De door appellant aangevoerde grond met betrekking tot de beweerdelijke schending door het Uwv bij de toepassing van artikel 58 van de WAZ, omdat ten onrechte niet een driejarentermijn is toegepast, kan niet worden aangemerkt als een nieuw gebleken feit of omstandigheid in de zin van artikel 4:6 van de Awb. De rechtbank heeft terecht geoordeeld dat appellant deze grond reeds had kunnen aanvoeren in bezwaar tegen de besluiten van 5 en 11 april 2011. Hetgeen appellant daartegen in hoger beroep heeft aangevoerd kan niet tot een ander oordeel leiden.
4.4.
In het feit dat het Uwv in beroep alsnog aan appellant de in de bezwaarfase gemaakte proceskosten heeft vergoed, omdat de motivering in het bestreden besluit is gewijzigd, heeft de rechtbank terecht geen grond gezien om het beroep gegrond te verklaren nu het Uwv bij het bestreden besluit en in beroep zijn eerder afwijzend besluit heeft gehandhaafd. Het rechtsgevolg is daardoor niet gewijzigd.

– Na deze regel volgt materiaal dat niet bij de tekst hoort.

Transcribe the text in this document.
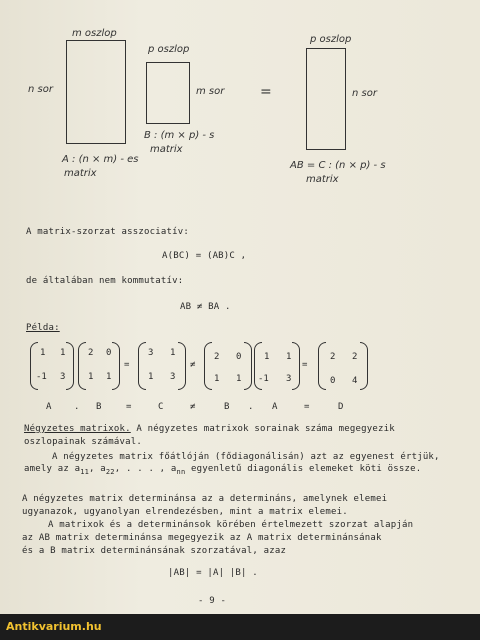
m oszlop
n sor
A : (n × m) - es
matrix
p oszlop
m sor
B : (m × p) - s
matrix
=
p oszlop
n sor
AB = C : (n × p) - s
matrix
A matrix-szorzat asszociatív:
A(BC) = (AB)C ,
de általában nem kommutatív:
AB ≠ BA .
Példa:
1 1
-1 3
2 0
1 1
=
3 1
1 3
≠
2 0
1 1
1 1
-1 3
=
2 2
0 4
A	. B	=	C	≠	B . A	=	D
Négyzetes matrixok. A négyzetes matrixok sorainak száma megegyezik
oszlopainak számával.
A négyzetes matrix főátlóján (fődiagonálisán) azt az egyenest értjük,
amely az $a_{11}$, $a_{22}$, . . . , $a_{nn}$ egyenletű diagonális elemeket köti össze.
A négyzetes matrix determinánsa az a determináns, amelynek elemei
ugyanazok, ugyanolyan elrendezésben, mint a matrix elemei.
A matrixok és a determinánsok körében értelmezett szorzat alapján
az AB matrix determinánsa megegyezik az A matrix determinánsának
és a B matrix determinánsának szorzatával, azaz
|AB| = |A| |B| .
- 9 -
Antikvarium.hu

Ook dit oordeel wordt in hoger beroep onderschreven.
4.5.
Uit hetgeen is overwogen onder 4.1 tot en met 4.4 volgt dat het hoger beroep niet slaagt en dat de aangevallen uitspraak moet worden bevestigd.
5.
Er is geen grond voor een proceskostenveroordeling.

BESLISSING

De Centrale Raad van Beroep bevestigt de aangevallen uitspraak.
Deze uitspraak is gedaan door J.J.T. van den Corput als voorzitter en J.S. van der Kolk en C.P.J. Goorden als leden, in tegenwoordigheid van J.C. Hoogendoorn als griffier. De beslissing is uitgesproken in het openbaar op 14 mei 2014.